Mark Burgess: No, we haven’t played it for a while, we haven’t played a lot of ‘Script’ for a while. And some we play all the time like “A Person Isn’t Safe Anywhere These Days”, and stuff like that. But the interesting thing is, you play them in context. When you are just playing them part of a set, you are not playing them in context. So for example, if you close a show with “Second Skin”, it kind of becomes inflated, you know—it becomes more of a jam thing—you’re ending the show with it. When you have to play it in context, you have to play it differently. Because obviously you don’t DO that in a middle of a show—you don’t end the show in the middle! So you have to approach them differently, and that’s been quite interesting.
Post-Punk: Interesting that you mention that, because The Script of the Bridge seems to me to be an album in context. It is a cohesive album where all the songs go together from start to finish like a real narrative.
Mark Burgess: Well, it’s your first one—so it’s more of a labor of love. As a young band you know, it’s your first ALBUM. You are kinda like—anal about it! Everything has gotta be in the right place. There is not a drumbeat or a note that should not be there. Do you know what I mean? You’ve had all this time in your mind to think about your first record. Because you are starting from the beginning, if that’s what you’re aiming for—to make an album, and now you’re suddenly doing it. Whereas the second one it’s like “Right, we need another one” and you’ve got 4 months—5 months to get it together. It’s kinda different, and you’ve done it all once.

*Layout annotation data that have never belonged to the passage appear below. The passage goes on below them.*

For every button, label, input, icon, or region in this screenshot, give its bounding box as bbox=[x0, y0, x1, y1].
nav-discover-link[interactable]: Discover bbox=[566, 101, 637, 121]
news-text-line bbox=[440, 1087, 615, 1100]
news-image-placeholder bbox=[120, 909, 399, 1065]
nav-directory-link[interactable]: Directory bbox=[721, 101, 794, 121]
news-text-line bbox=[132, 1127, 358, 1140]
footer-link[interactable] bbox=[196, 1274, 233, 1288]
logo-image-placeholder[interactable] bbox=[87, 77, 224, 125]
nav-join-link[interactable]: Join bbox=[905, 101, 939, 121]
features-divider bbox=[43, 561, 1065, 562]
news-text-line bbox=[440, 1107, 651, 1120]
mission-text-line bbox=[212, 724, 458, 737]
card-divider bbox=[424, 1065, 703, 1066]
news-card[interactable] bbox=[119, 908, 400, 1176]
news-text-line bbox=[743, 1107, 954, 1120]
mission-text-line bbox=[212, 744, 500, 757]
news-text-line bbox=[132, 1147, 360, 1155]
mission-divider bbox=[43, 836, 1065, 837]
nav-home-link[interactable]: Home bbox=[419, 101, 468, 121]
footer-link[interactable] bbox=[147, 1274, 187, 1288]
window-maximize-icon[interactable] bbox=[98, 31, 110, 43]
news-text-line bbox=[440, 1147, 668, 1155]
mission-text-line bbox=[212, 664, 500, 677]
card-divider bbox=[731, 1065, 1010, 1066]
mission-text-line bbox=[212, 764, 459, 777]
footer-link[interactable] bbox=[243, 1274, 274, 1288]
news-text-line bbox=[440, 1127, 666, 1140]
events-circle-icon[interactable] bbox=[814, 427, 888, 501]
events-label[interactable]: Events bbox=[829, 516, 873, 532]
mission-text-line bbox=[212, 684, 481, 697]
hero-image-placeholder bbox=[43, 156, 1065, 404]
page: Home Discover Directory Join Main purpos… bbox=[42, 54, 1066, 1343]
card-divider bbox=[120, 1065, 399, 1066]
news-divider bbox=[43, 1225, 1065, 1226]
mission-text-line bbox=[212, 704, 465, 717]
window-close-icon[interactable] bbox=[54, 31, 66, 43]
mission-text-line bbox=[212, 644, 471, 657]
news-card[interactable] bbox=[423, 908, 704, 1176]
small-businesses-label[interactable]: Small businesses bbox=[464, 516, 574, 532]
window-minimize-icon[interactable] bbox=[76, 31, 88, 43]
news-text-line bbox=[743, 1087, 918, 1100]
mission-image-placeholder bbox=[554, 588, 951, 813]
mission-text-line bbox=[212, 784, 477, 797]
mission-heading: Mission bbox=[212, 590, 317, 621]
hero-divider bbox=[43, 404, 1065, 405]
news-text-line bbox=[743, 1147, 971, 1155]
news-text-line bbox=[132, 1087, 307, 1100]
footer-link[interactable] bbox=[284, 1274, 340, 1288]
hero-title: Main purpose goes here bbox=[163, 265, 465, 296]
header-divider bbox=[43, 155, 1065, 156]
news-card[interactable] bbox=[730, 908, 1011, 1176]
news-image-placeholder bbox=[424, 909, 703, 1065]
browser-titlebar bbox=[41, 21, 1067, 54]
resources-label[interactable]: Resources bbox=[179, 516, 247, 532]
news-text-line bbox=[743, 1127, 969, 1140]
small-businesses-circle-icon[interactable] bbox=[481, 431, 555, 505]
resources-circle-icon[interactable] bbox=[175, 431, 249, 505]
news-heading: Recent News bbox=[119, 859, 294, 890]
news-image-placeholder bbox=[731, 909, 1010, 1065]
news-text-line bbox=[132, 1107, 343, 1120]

And there are other factors, like the second one we did was supposed to be more like the first one. It was supposed to have links and a form following from A to B. Albums were always a journey from A to B. Track 1, to the end. It was a journey—and you try to recreate that. We had a falling out with the engineer/producer Colin. I can’t remember what is was over, but we had a falling out and he disappeared and he took all the samples with him, so we couldn’t do it. So it became not quite the record we were hoping to make. But people want to still hear that too, so here we are 30 years later, or whatever it is.